Le meurtre de Gandhi

« De son propre aveu, Godse appartient donc à un courant idéologique qui s’est structuré autour du nationalisme hindou, de la violence politique et contre Gandhi. Il s’inscrit en effet dans la mouvance fondée par Tilak et perpétuée par les tilakistes, Savarkar, Moonje etc. Comme eux, c’est un brahmane du Maharashtra, mais ce « background » social est loin de tout expliquer. Le fait qu’il souscrive à l’idéologie nationaliste hindoue et violente véhiculée par ces hommes est plus important. »

« Godse vit son crime comme sur-humain, au-delà des sentiments humains, ainsi qu’en témoigne le respect qu’il affiche pour Gandhi.
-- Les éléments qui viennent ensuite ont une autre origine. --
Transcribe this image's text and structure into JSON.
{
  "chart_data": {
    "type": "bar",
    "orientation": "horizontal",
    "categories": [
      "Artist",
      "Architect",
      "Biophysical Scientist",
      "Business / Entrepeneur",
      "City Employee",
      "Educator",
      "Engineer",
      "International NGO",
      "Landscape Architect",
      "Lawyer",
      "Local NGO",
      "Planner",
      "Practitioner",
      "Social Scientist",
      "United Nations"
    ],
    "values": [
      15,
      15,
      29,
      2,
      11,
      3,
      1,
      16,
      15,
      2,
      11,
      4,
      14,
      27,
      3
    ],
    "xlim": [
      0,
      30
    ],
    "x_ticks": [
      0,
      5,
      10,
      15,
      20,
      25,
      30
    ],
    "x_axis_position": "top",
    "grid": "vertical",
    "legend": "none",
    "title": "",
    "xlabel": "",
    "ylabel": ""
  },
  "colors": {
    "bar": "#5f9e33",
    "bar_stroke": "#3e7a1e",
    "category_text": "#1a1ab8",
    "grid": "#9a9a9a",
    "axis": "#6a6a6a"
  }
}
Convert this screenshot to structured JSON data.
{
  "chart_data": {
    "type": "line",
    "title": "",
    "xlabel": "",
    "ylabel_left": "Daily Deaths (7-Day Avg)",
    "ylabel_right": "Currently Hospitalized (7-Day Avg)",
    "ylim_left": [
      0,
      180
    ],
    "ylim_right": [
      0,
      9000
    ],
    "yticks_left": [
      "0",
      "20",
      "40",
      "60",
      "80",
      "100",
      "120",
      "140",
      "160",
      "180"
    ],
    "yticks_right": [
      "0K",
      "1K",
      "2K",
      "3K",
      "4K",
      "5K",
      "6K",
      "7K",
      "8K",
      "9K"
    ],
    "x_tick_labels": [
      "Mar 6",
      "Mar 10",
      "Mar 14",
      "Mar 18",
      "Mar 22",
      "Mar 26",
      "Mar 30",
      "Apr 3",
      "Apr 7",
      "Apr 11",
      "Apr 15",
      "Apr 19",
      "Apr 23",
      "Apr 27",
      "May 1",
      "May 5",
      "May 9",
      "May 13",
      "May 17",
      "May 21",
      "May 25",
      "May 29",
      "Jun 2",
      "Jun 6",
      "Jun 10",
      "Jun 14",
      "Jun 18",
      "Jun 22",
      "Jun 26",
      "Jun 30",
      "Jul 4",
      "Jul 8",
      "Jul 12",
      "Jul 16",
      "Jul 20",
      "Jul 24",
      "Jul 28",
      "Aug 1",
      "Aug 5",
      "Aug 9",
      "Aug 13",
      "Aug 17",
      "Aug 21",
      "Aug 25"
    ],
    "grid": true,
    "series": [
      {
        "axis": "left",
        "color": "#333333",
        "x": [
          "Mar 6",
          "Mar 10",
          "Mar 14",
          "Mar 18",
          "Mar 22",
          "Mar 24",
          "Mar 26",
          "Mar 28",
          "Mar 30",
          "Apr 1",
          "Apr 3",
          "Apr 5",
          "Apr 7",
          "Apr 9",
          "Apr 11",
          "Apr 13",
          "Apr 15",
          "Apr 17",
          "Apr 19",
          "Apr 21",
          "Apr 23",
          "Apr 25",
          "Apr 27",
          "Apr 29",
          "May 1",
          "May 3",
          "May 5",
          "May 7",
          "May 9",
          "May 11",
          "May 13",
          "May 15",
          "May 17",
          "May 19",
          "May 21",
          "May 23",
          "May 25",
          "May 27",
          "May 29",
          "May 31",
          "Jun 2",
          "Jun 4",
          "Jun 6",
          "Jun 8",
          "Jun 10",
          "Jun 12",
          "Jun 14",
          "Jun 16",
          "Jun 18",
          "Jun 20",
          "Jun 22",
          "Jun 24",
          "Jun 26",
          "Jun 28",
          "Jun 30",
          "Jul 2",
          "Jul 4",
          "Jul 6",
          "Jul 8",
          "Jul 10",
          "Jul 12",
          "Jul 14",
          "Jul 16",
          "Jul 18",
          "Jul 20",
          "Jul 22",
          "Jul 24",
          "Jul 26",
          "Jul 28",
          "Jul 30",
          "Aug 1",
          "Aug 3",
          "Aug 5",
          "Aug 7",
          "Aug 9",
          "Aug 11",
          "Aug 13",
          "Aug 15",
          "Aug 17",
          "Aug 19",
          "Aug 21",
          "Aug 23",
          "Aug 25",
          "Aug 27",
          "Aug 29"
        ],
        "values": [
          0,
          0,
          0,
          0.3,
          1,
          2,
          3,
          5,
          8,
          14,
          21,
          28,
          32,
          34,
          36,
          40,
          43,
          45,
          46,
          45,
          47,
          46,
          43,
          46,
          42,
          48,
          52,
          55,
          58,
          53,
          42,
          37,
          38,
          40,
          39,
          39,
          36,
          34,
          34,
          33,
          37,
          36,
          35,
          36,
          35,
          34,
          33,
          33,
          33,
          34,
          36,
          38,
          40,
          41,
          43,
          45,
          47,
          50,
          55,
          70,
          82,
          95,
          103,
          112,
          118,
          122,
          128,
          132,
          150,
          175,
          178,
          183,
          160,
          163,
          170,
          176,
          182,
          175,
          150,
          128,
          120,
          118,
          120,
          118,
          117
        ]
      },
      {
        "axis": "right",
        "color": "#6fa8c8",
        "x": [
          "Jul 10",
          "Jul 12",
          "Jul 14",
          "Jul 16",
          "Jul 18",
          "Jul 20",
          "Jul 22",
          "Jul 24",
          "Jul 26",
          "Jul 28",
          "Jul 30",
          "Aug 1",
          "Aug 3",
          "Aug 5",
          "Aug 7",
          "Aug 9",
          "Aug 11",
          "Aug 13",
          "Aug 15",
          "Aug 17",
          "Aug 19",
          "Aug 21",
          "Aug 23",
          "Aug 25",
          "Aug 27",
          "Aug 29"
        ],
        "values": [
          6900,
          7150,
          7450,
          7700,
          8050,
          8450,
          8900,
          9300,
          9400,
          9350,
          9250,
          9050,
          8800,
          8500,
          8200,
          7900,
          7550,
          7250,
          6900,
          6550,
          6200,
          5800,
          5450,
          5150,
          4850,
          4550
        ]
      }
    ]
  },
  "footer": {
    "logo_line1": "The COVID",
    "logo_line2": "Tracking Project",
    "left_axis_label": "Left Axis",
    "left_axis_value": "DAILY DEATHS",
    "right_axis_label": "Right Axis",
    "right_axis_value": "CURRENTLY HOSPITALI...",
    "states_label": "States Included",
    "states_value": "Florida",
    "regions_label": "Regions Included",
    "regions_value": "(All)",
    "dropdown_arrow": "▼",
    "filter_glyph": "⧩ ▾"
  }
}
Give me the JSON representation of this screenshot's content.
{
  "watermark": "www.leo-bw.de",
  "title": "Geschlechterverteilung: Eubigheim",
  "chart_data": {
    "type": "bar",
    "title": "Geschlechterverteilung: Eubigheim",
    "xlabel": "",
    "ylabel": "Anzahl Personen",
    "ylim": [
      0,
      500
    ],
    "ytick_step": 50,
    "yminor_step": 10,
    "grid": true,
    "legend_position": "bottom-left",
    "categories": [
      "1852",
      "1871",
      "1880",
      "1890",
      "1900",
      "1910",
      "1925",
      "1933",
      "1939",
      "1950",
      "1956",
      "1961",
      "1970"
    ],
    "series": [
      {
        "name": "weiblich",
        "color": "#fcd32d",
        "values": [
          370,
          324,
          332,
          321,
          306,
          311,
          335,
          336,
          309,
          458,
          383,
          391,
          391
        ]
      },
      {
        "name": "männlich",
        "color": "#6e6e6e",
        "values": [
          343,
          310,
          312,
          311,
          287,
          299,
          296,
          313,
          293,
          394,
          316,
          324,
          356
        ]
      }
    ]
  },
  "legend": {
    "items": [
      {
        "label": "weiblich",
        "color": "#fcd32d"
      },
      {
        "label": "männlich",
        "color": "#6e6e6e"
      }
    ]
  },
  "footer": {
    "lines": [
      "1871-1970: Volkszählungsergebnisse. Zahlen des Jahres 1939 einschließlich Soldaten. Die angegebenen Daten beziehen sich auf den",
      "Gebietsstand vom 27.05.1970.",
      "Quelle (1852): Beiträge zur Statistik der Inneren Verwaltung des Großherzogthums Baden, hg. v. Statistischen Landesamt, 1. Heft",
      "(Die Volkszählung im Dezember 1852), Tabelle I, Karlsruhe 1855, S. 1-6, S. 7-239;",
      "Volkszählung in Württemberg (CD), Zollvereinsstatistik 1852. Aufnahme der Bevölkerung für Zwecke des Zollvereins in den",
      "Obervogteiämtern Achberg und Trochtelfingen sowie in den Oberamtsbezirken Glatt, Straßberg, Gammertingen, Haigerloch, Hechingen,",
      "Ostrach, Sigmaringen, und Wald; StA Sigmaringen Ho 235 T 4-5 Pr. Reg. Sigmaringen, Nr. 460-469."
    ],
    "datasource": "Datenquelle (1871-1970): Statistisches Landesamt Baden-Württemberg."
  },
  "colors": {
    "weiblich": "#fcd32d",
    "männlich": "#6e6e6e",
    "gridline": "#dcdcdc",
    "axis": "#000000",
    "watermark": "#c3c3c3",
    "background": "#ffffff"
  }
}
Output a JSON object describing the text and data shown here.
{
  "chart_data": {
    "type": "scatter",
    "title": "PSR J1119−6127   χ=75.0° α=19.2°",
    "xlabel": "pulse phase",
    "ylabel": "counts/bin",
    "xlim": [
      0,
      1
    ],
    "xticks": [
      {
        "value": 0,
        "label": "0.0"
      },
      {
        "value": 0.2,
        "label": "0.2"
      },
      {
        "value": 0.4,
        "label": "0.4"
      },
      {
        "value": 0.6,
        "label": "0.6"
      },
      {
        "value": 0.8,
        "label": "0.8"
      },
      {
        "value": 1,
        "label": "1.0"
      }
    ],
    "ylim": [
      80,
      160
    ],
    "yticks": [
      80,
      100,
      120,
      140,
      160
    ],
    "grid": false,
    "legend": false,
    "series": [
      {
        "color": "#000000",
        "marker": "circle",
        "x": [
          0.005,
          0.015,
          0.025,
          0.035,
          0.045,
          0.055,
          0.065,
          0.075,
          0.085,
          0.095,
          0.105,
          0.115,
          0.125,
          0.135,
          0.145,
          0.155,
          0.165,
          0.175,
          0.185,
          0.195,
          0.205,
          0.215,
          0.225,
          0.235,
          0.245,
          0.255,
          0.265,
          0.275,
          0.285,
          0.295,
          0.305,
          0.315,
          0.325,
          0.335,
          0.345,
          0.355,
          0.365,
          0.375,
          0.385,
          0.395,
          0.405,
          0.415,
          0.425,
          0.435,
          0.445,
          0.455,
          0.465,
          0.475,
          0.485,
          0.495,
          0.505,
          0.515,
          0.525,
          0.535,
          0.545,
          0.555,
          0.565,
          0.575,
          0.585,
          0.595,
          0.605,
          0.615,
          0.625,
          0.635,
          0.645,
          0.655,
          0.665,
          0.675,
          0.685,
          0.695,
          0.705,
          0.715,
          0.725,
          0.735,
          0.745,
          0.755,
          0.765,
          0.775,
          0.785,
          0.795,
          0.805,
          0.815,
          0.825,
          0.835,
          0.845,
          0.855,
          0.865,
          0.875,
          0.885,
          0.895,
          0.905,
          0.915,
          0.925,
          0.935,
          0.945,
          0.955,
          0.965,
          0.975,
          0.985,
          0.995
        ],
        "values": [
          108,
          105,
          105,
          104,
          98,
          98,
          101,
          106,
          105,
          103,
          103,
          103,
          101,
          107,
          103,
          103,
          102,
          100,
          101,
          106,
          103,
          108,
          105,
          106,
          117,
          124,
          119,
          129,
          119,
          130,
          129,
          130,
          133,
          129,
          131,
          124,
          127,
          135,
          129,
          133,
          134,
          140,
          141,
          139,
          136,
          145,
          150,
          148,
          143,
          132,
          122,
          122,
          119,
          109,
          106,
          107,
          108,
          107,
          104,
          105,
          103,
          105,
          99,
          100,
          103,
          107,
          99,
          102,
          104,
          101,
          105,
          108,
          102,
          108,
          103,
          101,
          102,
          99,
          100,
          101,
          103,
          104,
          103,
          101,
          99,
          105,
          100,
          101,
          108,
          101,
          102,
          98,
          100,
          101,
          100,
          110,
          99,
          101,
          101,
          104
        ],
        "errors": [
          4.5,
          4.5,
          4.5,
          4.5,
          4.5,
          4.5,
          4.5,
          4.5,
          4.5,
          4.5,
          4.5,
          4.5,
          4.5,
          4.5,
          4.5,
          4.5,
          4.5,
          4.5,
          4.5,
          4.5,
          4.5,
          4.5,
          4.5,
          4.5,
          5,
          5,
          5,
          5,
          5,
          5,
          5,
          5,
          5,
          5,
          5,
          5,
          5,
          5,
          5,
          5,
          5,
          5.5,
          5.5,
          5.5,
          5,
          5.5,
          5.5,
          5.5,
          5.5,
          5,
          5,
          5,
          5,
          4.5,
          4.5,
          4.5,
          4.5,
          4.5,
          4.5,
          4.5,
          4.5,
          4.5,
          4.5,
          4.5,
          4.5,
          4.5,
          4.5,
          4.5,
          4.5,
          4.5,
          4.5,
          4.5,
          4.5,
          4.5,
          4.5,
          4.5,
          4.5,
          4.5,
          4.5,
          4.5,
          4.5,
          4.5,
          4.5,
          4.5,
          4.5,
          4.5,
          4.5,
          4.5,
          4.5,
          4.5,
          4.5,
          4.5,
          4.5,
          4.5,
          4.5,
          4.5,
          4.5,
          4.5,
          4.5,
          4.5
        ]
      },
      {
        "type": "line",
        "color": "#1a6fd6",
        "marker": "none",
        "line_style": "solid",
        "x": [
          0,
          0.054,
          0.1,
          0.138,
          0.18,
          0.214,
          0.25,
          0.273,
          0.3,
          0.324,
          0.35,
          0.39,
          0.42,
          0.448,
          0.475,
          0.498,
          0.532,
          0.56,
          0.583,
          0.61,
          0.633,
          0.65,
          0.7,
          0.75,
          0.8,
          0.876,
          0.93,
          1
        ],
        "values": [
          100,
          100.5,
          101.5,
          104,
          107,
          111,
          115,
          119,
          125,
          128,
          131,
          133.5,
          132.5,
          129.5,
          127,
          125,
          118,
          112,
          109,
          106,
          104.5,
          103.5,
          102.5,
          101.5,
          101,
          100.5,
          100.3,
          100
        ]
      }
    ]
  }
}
Avant de tirer trois balles à bout portant sur le Mahatma, il s’inclina en effet devant lui en signe de révérence et il se plut à répéter ensuite : « Je m’inclinerai par respect pour le service rendu par Gandhiji au pays, et envers Gandhiji lui-même pour le dit service », parce qu’« il n’y avait aucune inimitié entre Gandhiji et moi sur un plan personnel »

Certes, ce genre d’attitude peut refléter une forme de froide realpolitik. Godse cherchait en effet à débarrasser l’Inde d’un idéaliste dont les bonnes intentions ne pouvaient que produire des désastres, et tout ceci parce que le Mahatma était guidé, selon lui, par des caprices égoïstes (…) »

« Certes, toute culture politique procède d’un « genre discursif » qui lui préexiste. Tout comme les influences jams qui se sont exercées sur le jeune Gandhi ont pu le prédisposer à ériger la nonviolence en idéologie politique, l’éthos des Peshwas a pu prédisposer les Chitpavan à une forme de nationalisme hindou violent. Mais il ne faut pas seulement raisonner en termes d’héritage. Gandhi est aussi devenu non violent en raison de ses lectures chrétiennes, en Angleterre et ailleurs. Moonje a aussi été fasciné par les fascismes européens des années 1930. C’est pourquoi il faut sans doute analyser la construction idéologique qu’on baptise trop souvent « invention de la tradition » comme l’art d’opérer une synthèse stratégique entre la culture dans laquelle on a été socialisé et celle à laquelle on est exposé en vue de résister à une domination quelle qu’elle soit (idéologique, socio-économique ou politique). »

Revue Française de Yoga, N°19, « Religions en Inde aujourd’hui. », février 1999, pp.17-51.